Figure 7.

Mutation of basic amino acids in helix 3 of the Chx10 homeodomain leads to reduced interaction with and superactivation by Pax6ΔHD. (A) GST pull-down assays with Chx10 HD wild type and mutants fused to GST and immobilized on glutathione–agarose beads and Pax6ΔHD protein produced by in vitro transcription and translation in the presence of [³⁵S]methionine. (B) Quantitative representation of the interaction data determined as described in the legend to Figure 3. (C) Effects of mutations in the recognition helix of the HD of Chx10 on superactivation of Pax6ΔHD-mediated transactivation from paired domain-binding sites.

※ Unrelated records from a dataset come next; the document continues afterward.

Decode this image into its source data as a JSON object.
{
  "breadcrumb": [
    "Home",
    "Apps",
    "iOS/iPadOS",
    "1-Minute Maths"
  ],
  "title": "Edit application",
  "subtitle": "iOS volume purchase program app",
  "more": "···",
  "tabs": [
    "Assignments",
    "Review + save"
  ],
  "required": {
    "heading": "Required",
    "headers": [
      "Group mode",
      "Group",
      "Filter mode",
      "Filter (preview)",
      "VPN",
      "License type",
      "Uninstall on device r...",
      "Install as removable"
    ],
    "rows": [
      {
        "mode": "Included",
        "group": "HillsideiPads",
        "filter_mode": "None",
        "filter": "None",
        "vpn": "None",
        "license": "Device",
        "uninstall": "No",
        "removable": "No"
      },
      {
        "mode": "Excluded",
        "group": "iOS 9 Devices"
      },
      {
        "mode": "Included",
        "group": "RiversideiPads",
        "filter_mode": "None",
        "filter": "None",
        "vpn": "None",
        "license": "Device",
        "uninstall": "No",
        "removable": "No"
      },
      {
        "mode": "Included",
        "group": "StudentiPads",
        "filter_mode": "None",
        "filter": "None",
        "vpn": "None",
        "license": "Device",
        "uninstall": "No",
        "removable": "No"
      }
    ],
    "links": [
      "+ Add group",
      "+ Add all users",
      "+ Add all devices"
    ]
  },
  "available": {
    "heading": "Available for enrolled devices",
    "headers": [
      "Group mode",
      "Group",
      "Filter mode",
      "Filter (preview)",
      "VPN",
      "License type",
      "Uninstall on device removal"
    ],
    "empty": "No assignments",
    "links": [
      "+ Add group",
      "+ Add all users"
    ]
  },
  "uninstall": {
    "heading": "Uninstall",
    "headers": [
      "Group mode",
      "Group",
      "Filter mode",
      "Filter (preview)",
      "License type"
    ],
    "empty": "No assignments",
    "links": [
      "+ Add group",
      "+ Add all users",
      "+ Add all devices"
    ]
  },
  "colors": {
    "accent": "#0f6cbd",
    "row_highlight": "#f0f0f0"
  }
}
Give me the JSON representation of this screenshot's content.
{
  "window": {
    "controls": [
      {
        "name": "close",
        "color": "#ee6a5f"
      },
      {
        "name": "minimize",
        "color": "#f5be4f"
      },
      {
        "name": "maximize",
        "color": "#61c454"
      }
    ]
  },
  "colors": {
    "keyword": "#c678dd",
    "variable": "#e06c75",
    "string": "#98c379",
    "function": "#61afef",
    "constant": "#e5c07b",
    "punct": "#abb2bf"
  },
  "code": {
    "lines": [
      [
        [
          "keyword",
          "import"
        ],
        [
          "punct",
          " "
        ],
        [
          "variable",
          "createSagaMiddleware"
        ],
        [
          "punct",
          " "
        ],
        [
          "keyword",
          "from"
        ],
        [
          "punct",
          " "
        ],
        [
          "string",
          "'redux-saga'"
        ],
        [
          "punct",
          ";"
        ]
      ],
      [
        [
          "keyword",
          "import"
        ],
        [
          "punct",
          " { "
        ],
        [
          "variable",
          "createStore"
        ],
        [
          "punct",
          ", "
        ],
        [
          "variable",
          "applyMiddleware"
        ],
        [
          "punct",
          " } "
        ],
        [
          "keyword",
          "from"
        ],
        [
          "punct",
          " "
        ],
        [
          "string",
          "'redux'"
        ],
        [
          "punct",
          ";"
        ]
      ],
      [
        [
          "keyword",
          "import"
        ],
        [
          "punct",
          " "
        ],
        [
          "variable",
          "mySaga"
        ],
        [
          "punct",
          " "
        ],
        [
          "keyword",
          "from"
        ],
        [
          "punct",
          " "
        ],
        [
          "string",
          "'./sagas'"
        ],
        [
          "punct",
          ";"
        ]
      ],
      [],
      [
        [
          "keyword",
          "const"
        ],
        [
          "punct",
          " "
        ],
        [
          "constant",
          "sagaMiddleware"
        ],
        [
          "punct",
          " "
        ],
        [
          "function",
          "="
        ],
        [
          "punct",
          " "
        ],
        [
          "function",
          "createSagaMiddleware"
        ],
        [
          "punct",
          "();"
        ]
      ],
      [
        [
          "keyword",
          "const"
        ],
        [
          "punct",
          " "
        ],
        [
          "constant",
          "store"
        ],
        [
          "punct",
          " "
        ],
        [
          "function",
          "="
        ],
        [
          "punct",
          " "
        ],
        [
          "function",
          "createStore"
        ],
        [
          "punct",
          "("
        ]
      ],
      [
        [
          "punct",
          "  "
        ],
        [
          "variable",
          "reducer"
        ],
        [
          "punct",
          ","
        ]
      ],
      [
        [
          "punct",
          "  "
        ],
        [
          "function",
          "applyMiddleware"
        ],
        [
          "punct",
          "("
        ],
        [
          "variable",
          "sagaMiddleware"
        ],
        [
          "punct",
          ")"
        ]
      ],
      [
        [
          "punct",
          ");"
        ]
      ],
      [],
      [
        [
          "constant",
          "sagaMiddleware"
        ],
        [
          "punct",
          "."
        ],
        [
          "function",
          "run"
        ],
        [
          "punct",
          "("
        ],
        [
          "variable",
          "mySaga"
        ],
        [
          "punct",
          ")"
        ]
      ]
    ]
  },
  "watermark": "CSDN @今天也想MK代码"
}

HeLa cells were co-transfected with 0.5 μg Pax6ΔHD, 0.5 μg pP6CON-LUC and 5 ng pCMV-βgal together with either 0.25 μg pcDNA3-HA vector, HAChx10 or HA-Chx10 mutants. HA-Chx10 co-transfected with the empty Pax6ΔHD control vector shows that Chx10 alone does not activate the P6CON LUC reporter. The data in (B) and (C) represent the mean of three independent experiments. (D) Western blot showing similar expression levels of wild type and all helix 3 mutants of Chx10 following transfection of HeLa cells. EGFP served as transfection control.